POLMAN – Satuan Reserse Kriminal (Satreskrim) Polres Polewali Mandar berhasil mengamankan seorang terduga pelaku pencurian biji kakao yang sempat viral di media sosial setelah terekam CCTV masjid di Kecamatan Wonomulyo, Kabupaten Polewali Mandar.
Terduga pelaku berinisial AA (22), warga Kecamatan Balanipa, diamankan pada Sabtu malam, 9 Mei 2026 sekitar pukul 23.10 WITA di Mapolsek Campalagian. Pelaku menyerahkan diri dengan diantar langsung oleh pihak keluarganya.
Kasat Reskrim Polres Polman, AKP Budi Adi, S.H., S.Sos., M.H mengatakan, pengamanan dilakukan berdasarkan laporan polisi Nomor: LP/B/194/V/2026/SPKT/POLRES POLEWALI MANDAR/POLDA SULAWESI BARAT tertanggal 9 Mei 2026.
Kasus pencurian tersebut terjadi pada Jumat, 8 Mei 2026 sekitar pukul 13.00 WITA di pelataran Masjid Baitul Rahman, Desa Sugihwaras, Kecamatan Wonomulyo.
Korban bernama M. Ali diketahui menjemur biji kakao miliknya usai melaksanakan salat Jumat. Namun beberapa jam kemudian, tepatnya sekitar pukul 15.22 WITA, korban mendapati biji kakao tersebut sudah hilang dari lokasi penjemuran.
Awalnya korban mengira biji kakao tersebut telah diamankan oleh keluarganya karena cuaca mulai mendung. Setelah dipastikan tidak ada pihak keluarga yang mengambil, korban bersama saksi kemudian memeriksa rekaman CCTV masjid.
Dari hasil rekaman CCTV, terlihat seorang pria membawa kabur biji kakao menggunakan karung dan sepeda motor. Video tersebut kemudian diunggah oleh pengurus masjid ke media sosial Facebook hingga viral dan menimbulkan keresahan di tengah masyarakat.
Berdasarkan hasil interogasi, pelaku mengakui seluruh perbuatannya. AA mengaku mengambil biji kakao dengan cara memasukkan hasil jemuran ke dalam karung lalu membawanya menggunakan sepeda motor miliknya.
Pelaku juga mengaku menjual hasil curian tersebut di salah satu toko dengan nilai Rp850 ribu. Uang hasil penjualan disebut digunakan untuk memenuhi kebutuhan sehari-hari.
“Pelaku mengaku baru pertama kali melakukan aksi pencurian. Saat ini yang bersangkutan telah diamankan di Mako Polres Polman untuk menjalani proses hukum lebih lanjut,” ujar AKP Budi Adi.
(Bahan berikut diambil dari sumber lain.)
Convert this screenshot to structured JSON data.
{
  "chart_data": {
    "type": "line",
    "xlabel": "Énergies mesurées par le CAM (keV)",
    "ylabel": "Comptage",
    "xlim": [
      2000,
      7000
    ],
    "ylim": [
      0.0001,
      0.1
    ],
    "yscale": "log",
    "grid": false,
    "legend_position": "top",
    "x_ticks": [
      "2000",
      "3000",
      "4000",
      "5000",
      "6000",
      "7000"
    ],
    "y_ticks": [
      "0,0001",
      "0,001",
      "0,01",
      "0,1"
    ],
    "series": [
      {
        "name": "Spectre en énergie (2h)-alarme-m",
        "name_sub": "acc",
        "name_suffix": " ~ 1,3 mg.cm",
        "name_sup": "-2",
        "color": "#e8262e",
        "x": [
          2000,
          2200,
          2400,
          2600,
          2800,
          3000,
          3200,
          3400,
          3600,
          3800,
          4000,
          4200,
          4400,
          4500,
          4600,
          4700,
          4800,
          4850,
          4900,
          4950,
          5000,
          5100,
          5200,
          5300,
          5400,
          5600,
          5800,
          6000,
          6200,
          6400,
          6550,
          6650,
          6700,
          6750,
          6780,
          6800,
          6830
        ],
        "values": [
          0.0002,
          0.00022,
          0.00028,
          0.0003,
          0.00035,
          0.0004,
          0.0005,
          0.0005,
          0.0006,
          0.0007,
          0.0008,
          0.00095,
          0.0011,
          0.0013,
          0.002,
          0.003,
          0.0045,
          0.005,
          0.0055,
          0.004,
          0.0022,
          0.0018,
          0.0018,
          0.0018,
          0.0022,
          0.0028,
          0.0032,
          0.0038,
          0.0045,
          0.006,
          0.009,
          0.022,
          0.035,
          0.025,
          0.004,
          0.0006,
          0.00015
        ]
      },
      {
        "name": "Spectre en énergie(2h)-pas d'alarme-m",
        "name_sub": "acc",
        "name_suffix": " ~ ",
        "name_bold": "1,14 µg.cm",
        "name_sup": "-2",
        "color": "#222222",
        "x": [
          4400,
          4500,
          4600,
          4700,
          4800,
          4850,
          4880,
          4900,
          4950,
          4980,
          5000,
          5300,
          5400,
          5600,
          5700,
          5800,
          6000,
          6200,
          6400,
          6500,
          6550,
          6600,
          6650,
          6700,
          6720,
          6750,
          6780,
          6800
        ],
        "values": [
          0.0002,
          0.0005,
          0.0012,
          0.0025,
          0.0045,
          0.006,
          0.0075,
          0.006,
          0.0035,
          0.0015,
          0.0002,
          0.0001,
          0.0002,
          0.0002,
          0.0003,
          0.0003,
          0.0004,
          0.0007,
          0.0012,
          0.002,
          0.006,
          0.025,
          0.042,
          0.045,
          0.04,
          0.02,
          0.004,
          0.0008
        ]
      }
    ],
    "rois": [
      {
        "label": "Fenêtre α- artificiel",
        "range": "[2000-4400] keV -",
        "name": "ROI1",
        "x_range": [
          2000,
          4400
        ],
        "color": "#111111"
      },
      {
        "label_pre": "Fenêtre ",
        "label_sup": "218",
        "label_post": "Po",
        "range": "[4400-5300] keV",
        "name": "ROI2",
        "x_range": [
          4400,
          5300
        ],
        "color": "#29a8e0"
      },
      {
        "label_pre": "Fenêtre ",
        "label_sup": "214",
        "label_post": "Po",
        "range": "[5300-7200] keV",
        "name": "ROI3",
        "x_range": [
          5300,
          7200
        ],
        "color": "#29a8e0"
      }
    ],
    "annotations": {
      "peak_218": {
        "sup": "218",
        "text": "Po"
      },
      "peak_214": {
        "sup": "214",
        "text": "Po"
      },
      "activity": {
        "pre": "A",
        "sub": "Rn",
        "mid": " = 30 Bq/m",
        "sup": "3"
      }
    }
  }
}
Ia juga mengimbau masyarakat untuk tetap menjaga situasi keamanan dan ketertiban masyarakat (kamtibmas) serta segera melapor apabila mengetahui adanya tindak pidana di lingkungan masing-masing.
Saat ini Satreskrim Polres Polman masih terus melengkapi proses penyidikan, termasuk menghadirkan barang bukti berupa sepeda motor yang digunakan pelaku saat menjalankan aksinya.